The trial of the drug, ponatinib, which involved 444 patients, including 267 with chronic myeloid leukemia who had previously been treated with older drugs, also showed that 56 percent of chronic patients achieved the study’s goal of a “major response,” meaning the disease had nearly disappeared from the bone marrow.












Ariad earlier this year presented interim results from the trial, and U.S. Food and Drug Administration agreed in October to an expedited review. The agency is slated to decide by March 27 whether to approve ponatinib.


“We expect FDA approval sometime in the first quarter,” said Tim Clackson, Ariad’s chief scientific officer. He said the company is prepared to immediately launch sales of the drug. “We believe the overall trial data suggests activity in all forms of resistant disease.”

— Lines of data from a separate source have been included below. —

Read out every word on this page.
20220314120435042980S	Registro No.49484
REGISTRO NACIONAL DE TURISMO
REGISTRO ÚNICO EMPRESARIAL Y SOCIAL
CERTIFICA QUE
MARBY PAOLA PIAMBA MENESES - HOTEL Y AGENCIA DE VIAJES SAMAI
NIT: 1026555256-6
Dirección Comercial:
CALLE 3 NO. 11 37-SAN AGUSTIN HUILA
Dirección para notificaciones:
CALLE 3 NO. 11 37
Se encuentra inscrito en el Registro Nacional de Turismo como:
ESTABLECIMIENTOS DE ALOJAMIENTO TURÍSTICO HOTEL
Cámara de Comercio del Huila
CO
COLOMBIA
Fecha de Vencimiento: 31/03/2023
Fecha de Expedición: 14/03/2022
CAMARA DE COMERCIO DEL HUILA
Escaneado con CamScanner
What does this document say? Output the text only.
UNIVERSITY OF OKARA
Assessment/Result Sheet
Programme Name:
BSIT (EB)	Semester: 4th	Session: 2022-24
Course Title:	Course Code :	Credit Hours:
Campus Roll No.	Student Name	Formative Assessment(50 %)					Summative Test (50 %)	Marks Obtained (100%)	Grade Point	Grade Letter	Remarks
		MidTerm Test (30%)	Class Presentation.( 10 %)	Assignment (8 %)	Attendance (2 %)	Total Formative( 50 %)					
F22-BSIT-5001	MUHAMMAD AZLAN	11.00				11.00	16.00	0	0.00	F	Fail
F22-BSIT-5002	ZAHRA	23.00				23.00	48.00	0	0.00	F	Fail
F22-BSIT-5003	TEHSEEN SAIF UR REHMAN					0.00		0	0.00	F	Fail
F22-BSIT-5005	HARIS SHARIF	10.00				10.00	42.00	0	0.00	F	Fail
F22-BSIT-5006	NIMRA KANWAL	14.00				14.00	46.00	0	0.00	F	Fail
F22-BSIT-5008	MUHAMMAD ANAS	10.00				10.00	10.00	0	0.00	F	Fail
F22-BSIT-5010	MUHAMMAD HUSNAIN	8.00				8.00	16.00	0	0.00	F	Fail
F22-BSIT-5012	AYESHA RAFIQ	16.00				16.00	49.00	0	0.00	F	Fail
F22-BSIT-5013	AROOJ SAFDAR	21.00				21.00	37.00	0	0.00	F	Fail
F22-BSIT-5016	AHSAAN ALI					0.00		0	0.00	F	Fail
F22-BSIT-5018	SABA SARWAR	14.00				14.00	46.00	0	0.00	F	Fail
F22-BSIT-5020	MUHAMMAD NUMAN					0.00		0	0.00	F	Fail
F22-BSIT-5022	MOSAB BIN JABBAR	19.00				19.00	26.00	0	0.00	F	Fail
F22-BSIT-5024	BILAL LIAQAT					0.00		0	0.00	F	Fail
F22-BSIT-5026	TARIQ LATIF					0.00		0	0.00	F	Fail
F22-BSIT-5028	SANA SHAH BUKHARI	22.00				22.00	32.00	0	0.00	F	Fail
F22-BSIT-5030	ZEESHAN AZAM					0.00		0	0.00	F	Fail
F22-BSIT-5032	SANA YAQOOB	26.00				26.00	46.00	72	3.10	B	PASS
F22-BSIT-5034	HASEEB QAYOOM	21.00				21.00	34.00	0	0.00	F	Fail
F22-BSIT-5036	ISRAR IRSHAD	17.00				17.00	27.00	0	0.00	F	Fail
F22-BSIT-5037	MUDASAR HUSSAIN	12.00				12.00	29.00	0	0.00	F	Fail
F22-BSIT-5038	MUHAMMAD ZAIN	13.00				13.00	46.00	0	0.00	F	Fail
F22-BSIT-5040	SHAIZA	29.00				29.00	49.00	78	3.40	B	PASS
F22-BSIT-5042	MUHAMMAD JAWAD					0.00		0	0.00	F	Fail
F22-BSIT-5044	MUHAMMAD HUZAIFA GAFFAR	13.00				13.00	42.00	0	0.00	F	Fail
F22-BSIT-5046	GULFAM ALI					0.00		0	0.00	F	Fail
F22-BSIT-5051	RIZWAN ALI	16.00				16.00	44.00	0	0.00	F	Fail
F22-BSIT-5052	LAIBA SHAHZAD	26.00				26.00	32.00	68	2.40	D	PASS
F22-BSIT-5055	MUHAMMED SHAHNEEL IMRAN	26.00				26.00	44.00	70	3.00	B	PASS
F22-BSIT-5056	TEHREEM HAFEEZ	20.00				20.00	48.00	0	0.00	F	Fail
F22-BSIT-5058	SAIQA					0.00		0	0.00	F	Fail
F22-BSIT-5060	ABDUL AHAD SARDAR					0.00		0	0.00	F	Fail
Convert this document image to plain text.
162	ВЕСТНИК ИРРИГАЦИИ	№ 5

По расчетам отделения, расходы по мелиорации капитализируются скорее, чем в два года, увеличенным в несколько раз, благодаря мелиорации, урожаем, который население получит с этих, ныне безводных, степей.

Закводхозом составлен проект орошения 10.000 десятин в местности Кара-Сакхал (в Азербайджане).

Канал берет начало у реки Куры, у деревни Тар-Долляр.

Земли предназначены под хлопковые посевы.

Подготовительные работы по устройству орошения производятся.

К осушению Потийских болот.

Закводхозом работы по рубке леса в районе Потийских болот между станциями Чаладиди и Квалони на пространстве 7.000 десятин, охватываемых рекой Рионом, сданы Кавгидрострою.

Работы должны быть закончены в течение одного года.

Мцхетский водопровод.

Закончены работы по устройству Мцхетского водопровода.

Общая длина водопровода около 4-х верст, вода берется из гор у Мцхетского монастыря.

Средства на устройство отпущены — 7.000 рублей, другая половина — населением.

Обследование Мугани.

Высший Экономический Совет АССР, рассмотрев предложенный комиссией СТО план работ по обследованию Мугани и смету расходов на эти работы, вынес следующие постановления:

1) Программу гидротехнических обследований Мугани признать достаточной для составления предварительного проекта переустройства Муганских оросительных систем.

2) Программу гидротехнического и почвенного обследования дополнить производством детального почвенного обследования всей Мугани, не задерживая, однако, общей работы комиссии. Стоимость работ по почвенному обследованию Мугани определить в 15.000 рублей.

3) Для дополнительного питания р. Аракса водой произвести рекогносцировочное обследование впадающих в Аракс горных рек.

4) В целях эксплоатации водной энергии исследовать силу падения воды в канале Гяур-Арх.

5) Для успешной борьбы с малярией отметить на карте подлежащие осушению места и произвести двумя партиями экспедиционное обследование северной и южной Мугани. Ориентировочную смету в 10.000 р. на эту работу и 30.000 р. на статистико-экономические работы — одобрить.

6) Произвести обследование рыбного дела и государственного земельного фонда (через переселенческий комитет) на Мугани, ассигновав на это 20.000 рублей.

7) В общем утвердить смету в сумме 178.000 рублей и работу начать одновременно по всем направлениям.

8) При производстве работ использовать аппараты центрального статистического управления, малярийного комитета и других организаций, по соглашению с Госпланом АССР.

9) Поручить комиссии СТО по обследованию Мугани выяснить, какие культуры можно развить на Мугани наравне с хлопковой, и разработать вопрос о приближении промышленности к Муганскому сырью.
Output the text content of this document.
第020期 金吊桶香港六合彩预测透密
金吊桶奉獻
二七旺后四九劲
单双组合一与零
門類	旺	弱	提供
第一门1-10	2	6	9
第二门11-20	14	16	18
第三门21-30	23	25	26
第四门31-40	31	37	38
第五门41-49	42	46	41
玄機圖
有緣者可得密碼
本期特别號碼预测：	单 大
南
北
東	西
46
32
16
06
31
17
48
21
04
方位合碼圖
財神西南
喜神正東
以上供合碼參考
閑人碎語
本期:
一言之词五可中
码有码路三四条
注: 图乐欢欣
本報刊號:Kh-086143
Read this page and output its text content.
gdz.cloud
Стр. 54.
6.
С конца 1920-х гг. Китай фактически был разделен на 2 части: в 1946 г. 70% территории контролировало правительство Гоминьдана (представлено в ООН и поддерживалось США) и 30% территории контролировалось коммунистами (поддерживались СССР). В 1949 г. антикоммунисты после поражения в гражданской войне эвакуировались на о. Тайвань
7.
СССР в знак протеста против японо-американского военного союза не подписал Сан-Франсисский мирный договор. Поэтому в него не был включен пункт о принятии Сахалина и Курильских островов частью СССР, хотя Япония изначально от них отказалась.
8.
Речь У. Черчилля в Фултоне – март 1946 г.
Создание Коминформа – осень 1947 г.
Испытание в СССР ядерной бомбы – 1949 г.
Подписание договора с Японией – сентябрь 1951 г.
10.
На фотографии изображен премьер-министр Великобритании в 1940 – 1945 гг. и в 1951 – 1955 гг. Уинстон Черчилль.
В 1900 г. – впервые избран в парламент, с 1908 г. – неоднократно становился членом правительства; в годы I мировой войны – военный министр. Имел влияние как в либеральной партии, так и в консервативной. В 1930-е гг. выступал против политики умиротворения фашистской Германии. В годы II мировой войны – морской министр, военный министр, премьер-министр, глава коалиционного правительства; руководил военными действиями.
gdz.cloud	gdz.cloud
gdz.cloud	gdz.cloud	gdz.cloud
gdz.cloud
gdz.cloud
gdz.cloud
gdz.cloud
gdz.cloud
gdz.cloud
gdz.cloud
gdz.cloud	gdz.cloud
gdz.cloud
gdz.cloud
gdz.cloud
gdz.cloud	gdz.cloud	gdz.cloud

Ponatinib is designed to target an abnormal tyrosine kinase that is closely associated with chronic myeloid leukemia and Philadelphia chromosome positive acute lymphoblastic leukemia.


Ariad is also testing the drug in newly diagnosed CML patients. Final results from that trial are expected at the end of 2014, but an interim analysis will occur after half of the trial patients are enrolled, Clackson said.


Around 5,000 U.S. patients are diagnosed with CML each year, and about 2,500 patients will become resistant to their treatment, according to Ariad.